We have all heard of and seen roadmaps at corporations. Roadmaps are the output of closed door,
senior leadership, month long activities that results in an arrowed Gantt
chart. Roadmaps are usually done in
silos where Business and IT are separated.
You have all seen the chart that shows the 10-15 projects over the next
2-5 years. They are usually color coded
but probably lack a reference to the color meaning. This is the 'old' roadmap and it has been changing. Roadmaps are no longer closed
door activities and they do not solely rest with senior leadership to
provide.
Old vs. New Roadmap
The roadmap definition is changing. The old roadmap is fine for aligning how
projects will fall. Having these plans
is critical to business success. And
although not ideal, these plans can be built in silos with integration to other
departments after the plan is set. The new
roadmap takes success to the next level.
The new roadmap is a ‘Joint business and IT venture to align the
business process vision, technology strategies, and execution management into a
cohesive view of projects and initiatives providing expected benefits across a
timeline’.
Path to New Roadmap
To view a roadmap as a joint effort has taken organizations
many years to achieve and some are still not there. The change happens as IT leaders spend more
time in the business they provide support.

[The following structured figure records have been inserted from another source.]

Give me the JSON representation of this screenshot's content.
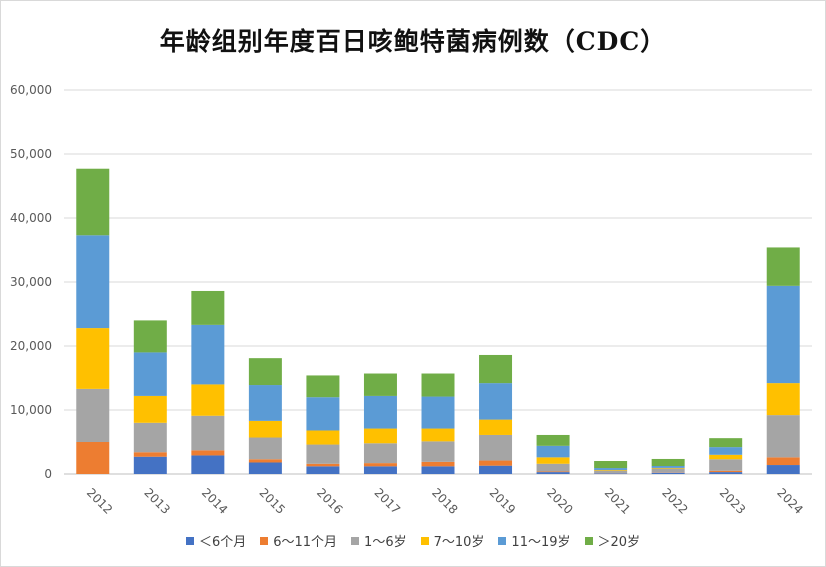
{
  "chart_data": {
    "type": "bar",
    "stacked": true,
    "title": "年龄组别年度百日咳鲍特菌病例数（CDC）",
    "categories": [
      "2012",
      "2013",
      "2014",
      "2015",
      "2016",
      "2017",
      "2018",
      "2019",
      "2020",
      "2021",
      "2022",
      "2023",
      "2024"
    ],
    "ylim": [
      0,
      60000
    ],
    "yticks": [
      "0",
      "10,000",
      "20,000",
      "30,000",
      "40,000",
      "50,000",
      "60,000"
    ],
    "grid": true,
    "legend_position": "bottom",
    "series": [
      {
        "name": "＜6个月",
        "color": "#4472c4",
        "values": [
          0,
          2700,
          2900,
          1800,
          1200,
          1200,
          1200,
          1300,
          300,
          100,
          200,
          300,
          1400
        ]
      },
      {
        "name": "6～11个月",
        "color": "#ed7d31",
        "values": [
          5000,
          700,
          800,
          500,
          400,
          500,
          700,
          800,
          100,
          30,
          50,
          200,
          1200
        ]
      },
      {
        "name": "1～6岁",
        "color": "#a5a5a5",
        "values": [
          8300,
          4600,
          5400,
          3400,
          3000,
          3100,
          3200,
          4000,
          1200,
          400,
          600,
          1800,
          6600
        ]
      },
      {
        "name": "7～10岁",
        "color": "#ffc000",
        "values": [
          9500,
          4200,
          4900,
          2600,
          2200,
          2300,
          2000,
          2400,
          1000,
          100,
          100,
          700,
          5000
        ]
      },
      {
        "name": "11～19岁",
        "color": "#5b9bd5",
        "values": [
          14500,
          6800,
          9300,
          5600,
          5200,
          5100,
          5000,
          5700,
          1800,
          300,
          300,
          1200,
          15200
        ]
      },
      {
        "name": "＞20岁",
        "color": "#70ad47",
        "values": [
          10400,
          5000,
          5300,
          4200,
          3400,
          3500,
          3600,
          4400,
          1700,
          1100,
          1100,
          1400,
          6000
        ]
      }
    ]
  }
}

Business leaders take ownership in process improvements even if the enhancements
are technology-based. Business and IT
are working more closely today to manage data, meet customer requirements,
respond to business process problems, and innovative new services or
products. Organizations are realizing
that business transformation requires cross-functional teams working in
concert. This integration has led us to
the point where roadmaps can be designed jointly using all available data and
incorporate strategies and visions of IT and Business units.
Process to Build the Roadmap
Corporations know they need business transformations to stay
competitive and profitable. They know
where they have weakness in business processes and across the IT
landscape. The process to define the
roadmap capitalizes on this knowledge by designing the roadmap from the
bottom-up and top-down. At the bottom,
a current state inspection of processes and technology is performed to identify
weakness and threats. Included are
business and system requirements that are not being fulfilled, inefficient
process integration, and technology inhibitors. At the top, visions are extracted by senior
leadership to understand their motives and goals. Current operational and project-based
initiatives are analyzed to understand dependencies to Vision. Altogether, the current state findings along
with the vision and on-going initiatives are combined together to define a
future state that meets the needs of various stakeholders while considering
potential risks with the implementation effort, culture impact, and customer
impact.
Roadmap Considerations
There are some important themes to consider when developing
a roadmap. There is a blog written by
Kyle Fondren (http://blogs.captechconsulting.com/blog/kyle-fondren/process-power-tools-developing-the-strategic-roadmap)
that does a nice job outlining the components of a roadmap. Because of that blog, I will only topline
some of the most important aspects. The
roadmap’s ultimate benefit is that the projects and initiatives are structured
to build a complete system that will provide the discipline to achieve
sustainable benefits. Single projects
that are not tied to larger business transformations often 1) only return
temporary results before processes degrade back to their previous inefficient
state or 2) are not adequately aligned to the business strategy and fail to
gain adoption.
CapTech manages roadmaps with planning, execution, and
evaluation.

During roadmap planning, the following factors are
considered when aligning projects on the roadmap: short and long-term initiatives,
prioritization of projects, predecessor relationships between initiatives,
resource availability, and benefit capture. During roadmap execution, projects are managed
as they start and end in a choreographed sequence aimed at achieving desired
results. The evaluation of the roadmap
happens at a set of stage gates where benefits are captured and tracked in a
scorecard.
The Future for
Roadmaps
The arrowed Gantt roadmaps that we know so well will not go
away. Organizations that are running the
engine and doing ‘build to last’ projects will achieve some value with that
method of a roadmap. The organizations that are active in innovation, new
product ventures, mergers and acquisitions, and large business transformational
efforts will benefit from a more comprehensive and complete roadmap. This is the type of roadmap that is ‘built
for change’ by knowing where the organization currently is from the bottom-up
and where the organization wants to go from the top-down.